8. The method of claim 6, wherein the newly introduced point of interest comprises a plurality, and wherein after obtaining the target user point of interest analysis network, the method further comprises:

determining a second interest point statistics corresponding to the newly introduced interest point, and cleaning a plurality of reference debugging templates in the basic template set in the preset data space according to the second interest point statistics;

The step of cleaning the plurality of reference debugging templates in the basic template set in the preset data space according to the second interest point statistics comprises the following steps:

determining the target template quantity of the templates to be cleaned corresponding to each determined interest point according to the second interest point statistics value;

for each determined interest point, determining a representative characterization vector of a characterization vector value range corresponding to the determined interest point according to an analyzed debugging template corresponding to the determined interest point;

and cleaning the reference template characterization vectors matched with the target template number from the reference template characterization vectors corresponding to the determined interest points according to the vector distances respectively corresponding to the reference debugging templates.

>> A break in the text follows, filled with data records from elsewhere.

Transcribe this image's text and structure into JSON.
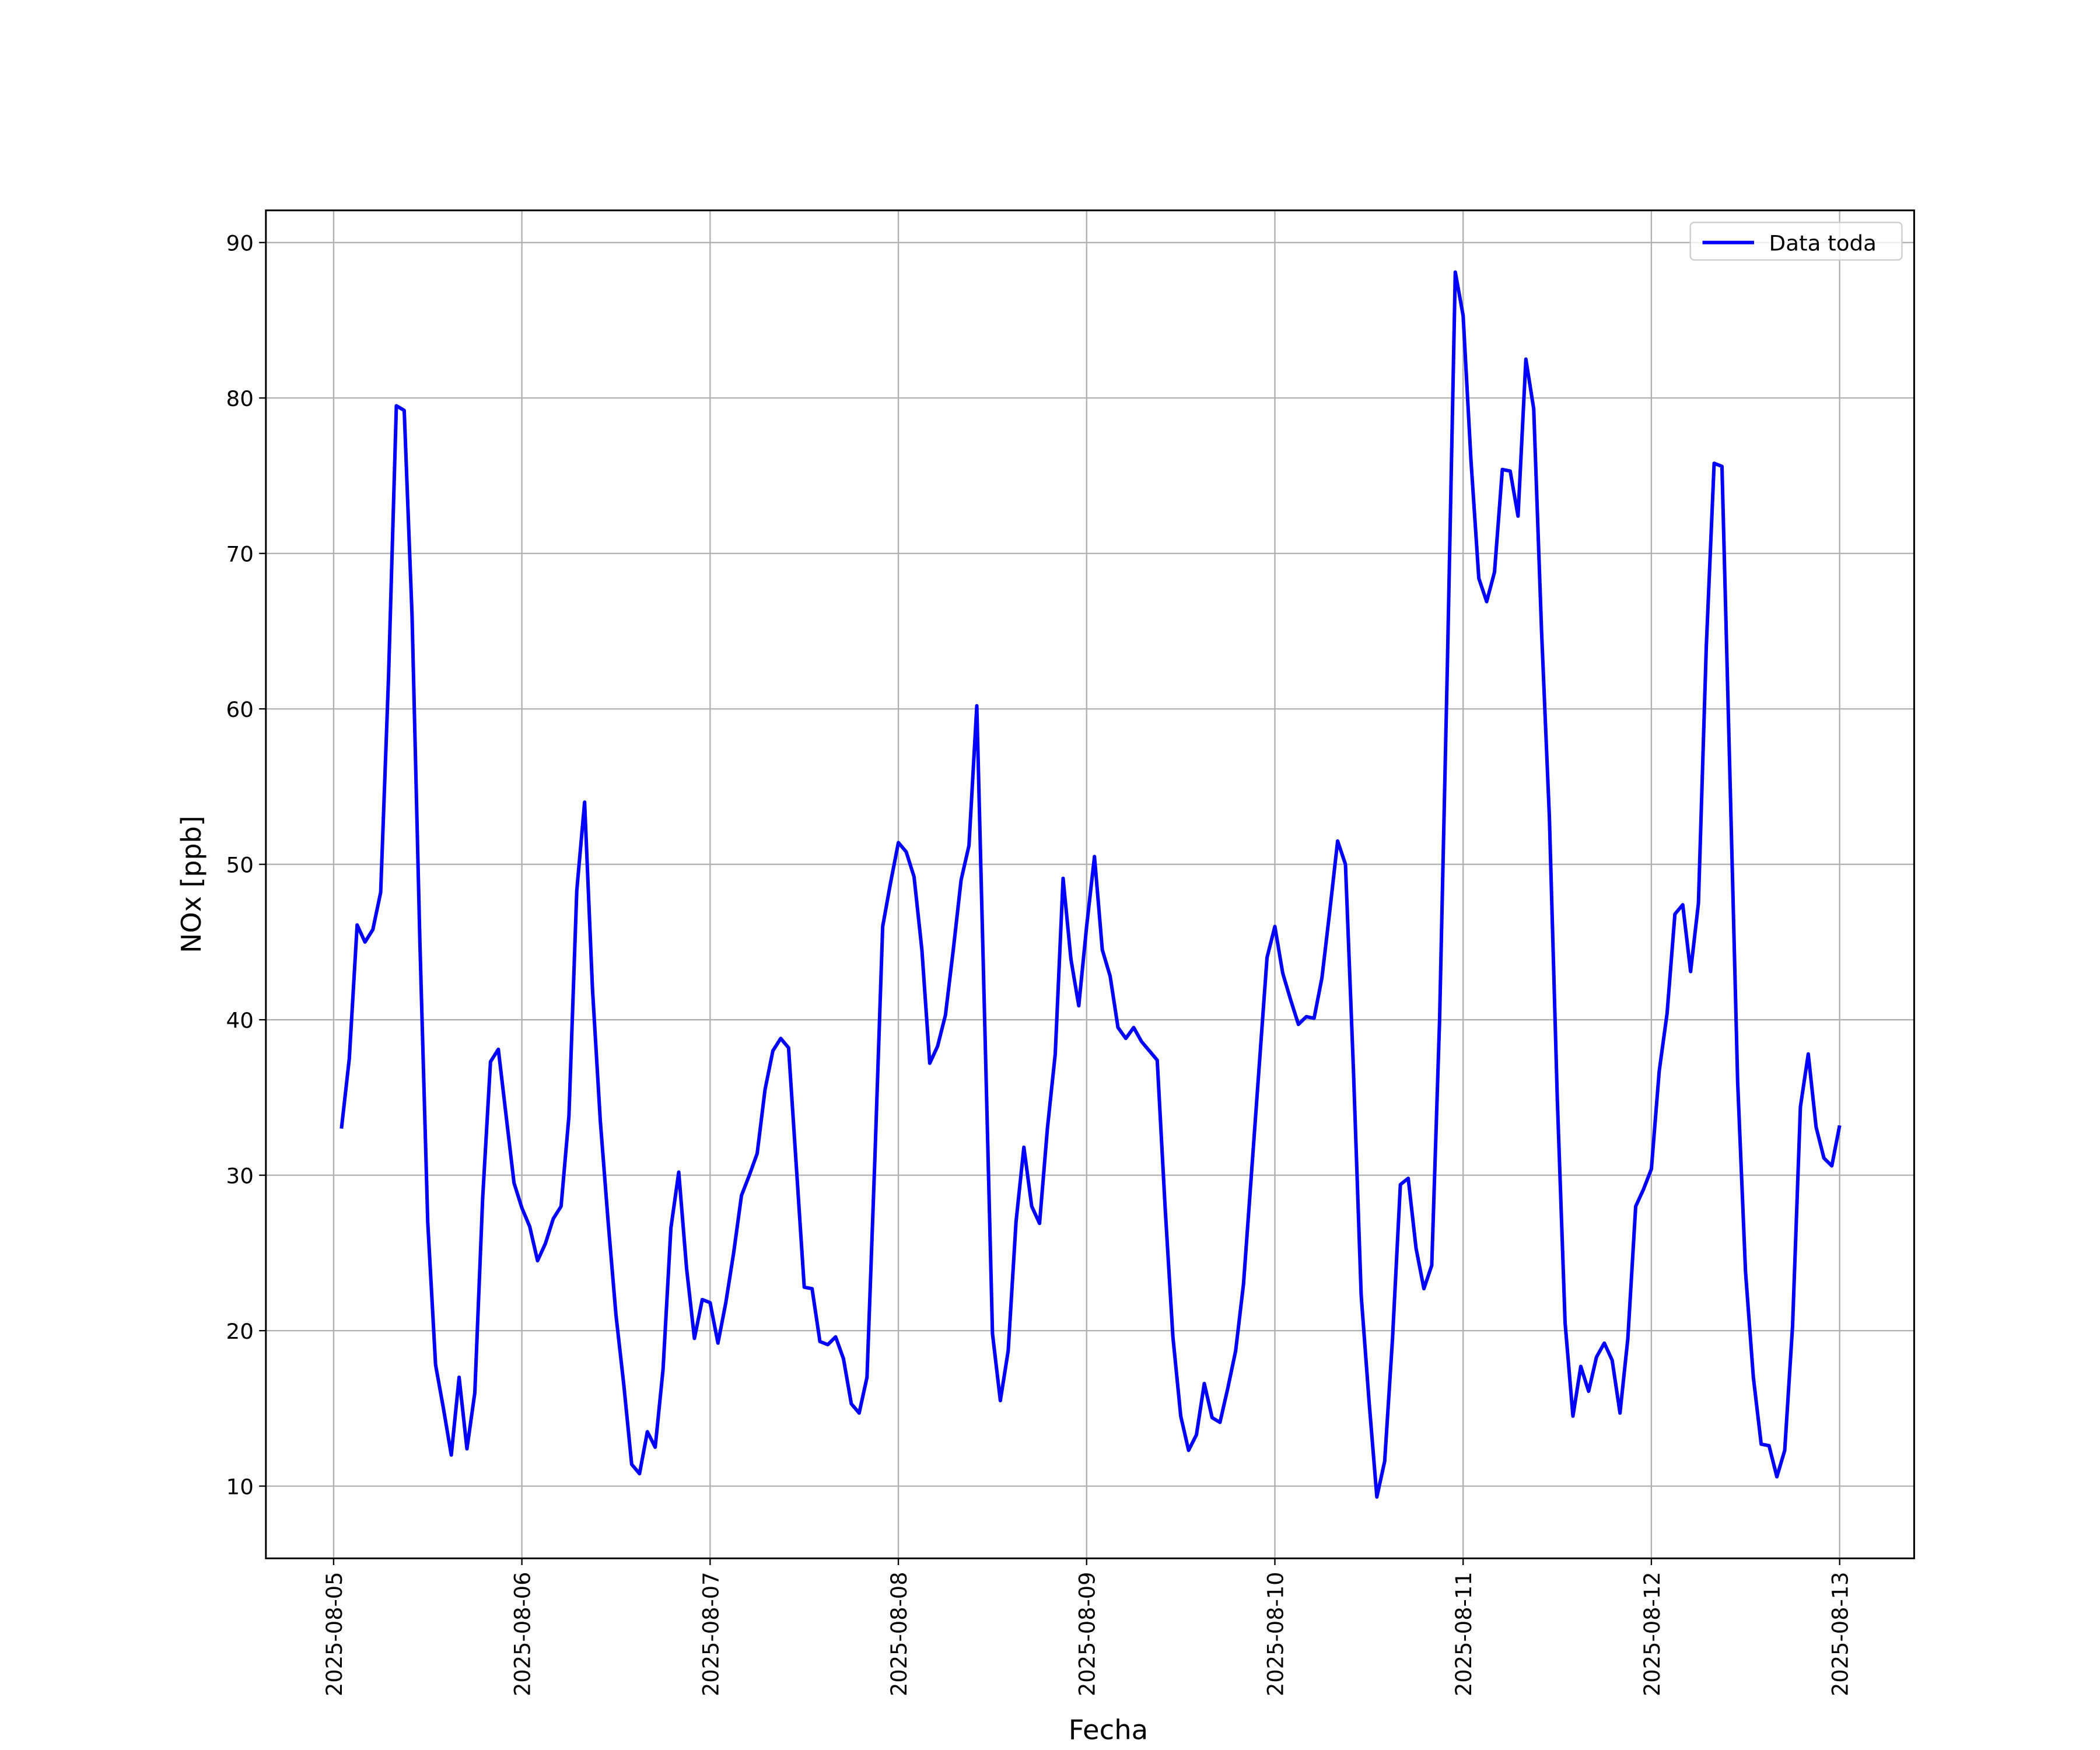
{
  "chart_data": {
    "type": "line",
    "xlabel": "Fecha",
    "ylabel": "NOx [ppb]",
    "grid": true,
    "legend": "upper right",
    "xlim": [
      "2025-08-04 15:22",
      "2025-08-13 09:30"
    ],
    "xticks": [
      "2025-08-05",
      "2025-08-06",
      "2025-08-07",
      "2025-08-08",
      "2025-08-09",
      "2025-08-10",
      "2025-08-11",
      "2025-08-12",
      "2025-08-13"
    ],
    "ylim": [
      5.35,
      92.07
    ],
    "yticks": [
      10,
      20,
      30,
      40,
      50,
      60,
      70,
      80,
      90
    ],
    "x": [
      "2025-08-05 01:00",
      "2025-08-05 02:00",
      "2025-08-05 03:00",
      "2025-08-05 04:00",
      "2025-08-05 05:00",
      "2025-08-05 06:00",
      "2025-08-05 07:00",
      "2025-08-05 08:00",
      "2025-08-05 09:00",
      "2025-08-05 10:00",
      "2025-08-05 11:00",
      "2025-08-05 12:00",
      "2025-08-05 13:00",
      "2025-08-05 14:00",
      "2025-08-05 15:00",
      "2025-08-05 16:00",
      "2025-08-05 17:00",
      "2025-08-05 18:00",
      "2025-08-05 19:00",
      "2025-08-05 20:00",
      "2025-08-05 21:00",
      "2025-08-05 22:00",
      "2025-08-05 23:00",
      "2025-08-06 00:00",
      "2025-08-06 01:00",
      "2025-08-06 02:00",
      "2025-08-06 03:00",
      "2025-08-06 04:00",
      "2025-08-06 05:00",
      "2025-08-06 06:00",
      "2025-08-06 07:00",
      "2025-08-06 08:00",
      "2025-08-06 09:00",
      "2025-08-06 10:00",
      "2025-08-06 11:00",
      "2025-08-06 12:00",
      "2025-08-06 13:00",
      "2025-08-06 14:00",
      "2025-08-06 15:00",
      "2025-08-06 16:00",
      "2025-08-06 17:00",
      "2025-08-06 18:00",
      "2025-08-06 19:00",
      "2025-08-06 20:00",
      "2025-08-06 21:00",
      "2025-08-06 22:00",
      "2025-08-06 23:00",
      "2025-08-07 00:00",
      "2025-08-07 01:00",
      "2025-08-07 02:00",
      "2025-08-07 03:00",
      "2025-08-07 04:00",
      "2025-08-07 05:00",
      "2025-08-07 06:00",
      "2025-08-07 07:00",
      "2025-08-07 08:00",
      "2025-08-07 09:00",
      "2025-08-07 10:00",
      "2025-08-07 11:00",
      "2025-08-07 12:00",
      "2025-08-07 13:00",
      "2025-08-07 14:00",
      "2025-08-07 15:00",
      "2025-08-07 16:00",
      "2025-08-07 17:00",
      "2025-08-07 18:00",
      "2025-08-07 19:00",
      "2025-08-07 20:00",
      "2025-08-07 21:00",
      "2025-08-07 22:00",
      "2025-08-07 23:00",
      "2025-08-08 00:00",
      "2025-08-08 01:00",
      "2025-08-08 02:00",
      "2025-08-08 03:00",
      "2025-08-08 04:00",
      "2025-08-08 05:00",
      "2025-08-08 06:00",
      "2025-08-08 07:00",
      "2025-08-08 08:00",
      "2025-08-08 09:00",
      "2025-08-08 10:00",
      "2025-08-08 11:00",
      "2025-08-08 12:00",
      "2025-08-08 13:00",
      "2025-08-08 14:00",
      "2025-08-08 15:00",
      "2025-08-08 16:00",
      "2025-08-08 17:00",
      "2025-08-08 18:00",
      "2025-08-08 19:00",
      "2025-08-08 20:00",
      "2025-08-08 21:00",
      "2025-08-08 22:00",
      "2025-08-08 23:00",
      "2025-08-09 00:00",
      "2025-08-09 01:00",
      "2025-08-09 02:00",
      "2025-08-09 03:00",
      "2025-08-09 04:00",
      "2025-08-09 05:00",
      "2025-08-09 06:00",
      "2025-08-09 07:00",
      "2025-08-09 08:00",
      "2025-08-09 09:00",
      "2025-08-09 10:00",
      "2025-08-09 11:00",
      "2025-08-09 12:00",
      "2025-08-09 13:00",
      "2025-08-09 14:00",
      "2025-08-09 15:00",
      "2025-08-09 16:00",
      "2025-08-09 17:00",
      "2025-08-09 18:00",
      "2025-08-09 19:00",
      "2025-08-09 20:00",
      "2025-08-09 21:00",
      "2025-08-09 22:00",
      "2025-08-09 23:00",
      "2025-08-10 00:00",
      "2025-08-10 01:00",
      "2025-08-10 02:00",
      "2025-08-10 03:00",
      "2025-08-10 04:00",
      "2025-08-10 05:00",
      "2025-08-10 06:00",
      "2025-08-10 07:00",
      "2025-08-10 08:00",
      "2025-08-10 09:00",
      "2025-08-10 10:00",
      "2025-08-10 11:00",
      "2025-08-10 12:00",
      "2025-08-10 13:00",
      "2025-08-10 14:00",
      "2025-08-10 15:00",
      "2025-08-10 16:00",
      "2025-08-10 17:00",
      "2025-08-10 18:00",
      "2025-08-10 19:00",
      "2025-08-10 20:00",
      "2025-08-10 21:00",
      "2025-08-10 22:00",
      "2025-08-10 23:00",
      "2025-08-11 00:00",
      "2025-08-11 01:00",
      "2025-08-11 02:00",
      "2025-08-11 03:00",
      "2025-08-11 04:00",
      "2025-08-11 05:00",
      "2025-08-11 06:00",
      "2025-08-11 07:00",
      "2025-08-11 08:00",
      "2025-08-11 09:00",
      "2025-08-11 10:00",
      "2025-08-11 11:00",
      "2025-08-11 12:00",
      "2025-08-11 13:00",
      "2025-08-11 14:00",
      "2025-08-11 15:00",
      "2025-08-11 16:00",
      "2025-08-11 17:00",
      "2025-08-11 18:00",
      "2025-08-11 19:00",
      "2025-08-11 20:00",
      "2025-08-11 21:00",
      "2025-08-11 22:00",
      "2025-08-11 23:00",
      "2025-08-12 00:00",
      "2025-08-12 01:00",
      "2025-08-12 02:00",
      "2025-08-12 03:00",
      "2025-08-12 04:00",
      "2025-08-12 05:00",
      "2025-08-12 06:00",
      "2025-08-12 07:00",
      "2025-08-12 08:00",
      "2025-08-12 09:00",
      "2025-08-12 10:00",
      "2025-08-12 11:00",
      "2025-08-12 12:00",
      "2025-08-12 13:00",
      "2025-08-12 14:00",
      "2025-08-12 15:00",
      "2025-08-12 16:00",
      "2025-08-12 17:00",
      "2025-08-12 18:00",
      "2025-08-12 19:00",
      "2025-08-12 20:00",
      "2025-08-12 21:00",
      "2025-08-12 22:00",
      "2025-08-12 23:00",
      "2025-08-13 00:00"
    ],
    "series": [
      {
        "name": "Data toda",
        "color": "#0000ff",
        "values": [
          33,
          37.5,
          46.1,
          45,
          45.8,
          48.2,
          62,
          79.5,
          79.2,
          66,
          45,
          27,
          17.8,
          15,
          12,
          17,
          12.4,
          16,
          28.5,
          37.3,
          38.1,
          33.8,
          29.5,
          27.9,
          26.7,
          24.5,
          25.6,
          27.2,
          28,
          33.8,
          48.3,
          54,
          42,
          33.5,
          27,
          21,
          16.5,
          11.4,
          10.8,
          13.5,
          12.5,
          17.5,
          26.6,
          30.2,
          24,
          19.5,
          22,
          21.8,
          19.2,
          21.8,
          25,
          28.7,
          30,
          31.4,
          35.5,
          38,
          38.8,
          38.2,
          30.5,
          22.8,
          22.7,
          19.3,
          19.1,
          19.6,
          18.2,
          15.3,
          14.7,
          17,
          31,
          46,
          48.8,
          51.4,
          50.8,
          49.2,
          44.5,
          37.2,
          38.3,
          40.3,
          44.5,
          49,
          51.2,
          60.2,
          40,
          19.8,
          15.5,
          18.7,
          27,
          31.8,
          28,
          26.9,
          33,
          37.8,
          49.1,
          43.9,
          40.9,
          46,
          50.5,
          44.5,
          42.8,
          39.5,
          38.8,
          39.5,
          38.6,
          38,
          37.4,
          28,
          19.6,
          14.5,
          12.3,
          13.3,
          16.6,
          14.4,
          14.1,
          16.3,
          18.7,
          23,
          30,
          37,
          44,
          46,
          43,
          41.3,
          39.7,
          40.2,
          40.1,
          42.7,
          47,
          51.5,
          50,
          37,
          22.3,
          15.5,
          9.3,
          11.6,
          19.5,
          29.4,
          29.8,
          25.3,
          22.7,
          24.2,
          40,
          63,
          88.1,
          85.3,
          76,
          68.4,
          66.9,
          68.8,
          75.4,
          75.3,
          72.4,
          82.5,
          79.3,
          65,
          53,
          35,
          20.5,
          14.5,
          17.7,
          16.1,
          18.3,
          19.2,
          18.1,
          14.7,
          19.5,
          28,
          29.1,
          30.4,
          36.7,
          40.4,
          46.8,
          47.4,
          43.1,
          47.5,
          64,
          75.8,
          75.6,
          56,
          36,
          23.8,
          17,
          12.7,
          12.6,
          10.6,
          12.3,
          20.3,
          34.4,
          37.8,
          33.1,
          31.1,
          30.6,
          33.2
        ]
      }
    ]
  }
}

9. The method of claim 8, wherein the first point of interest analysis result includes a first inference confidence level corresponding to the determined point of interest;

Based on the debugged user interest point analysis network, performing interest point analysis according to the first template characterization vectors respectively corresponding to the debug templates to obtain respective second interest point analysis results of the debug templates; the second interest point analysis result comprises a second reasoning confidence degree corresponding to the determined interest point;

summarizing the first target error value, the second target error value, the target refinement error value and the identification error value to obtain a summarizing error value;

10. A user point of interest analysis system comprising a processor and a memory, the memory storing a computer program for execution by the processor to implement the method of any of claims 1-9.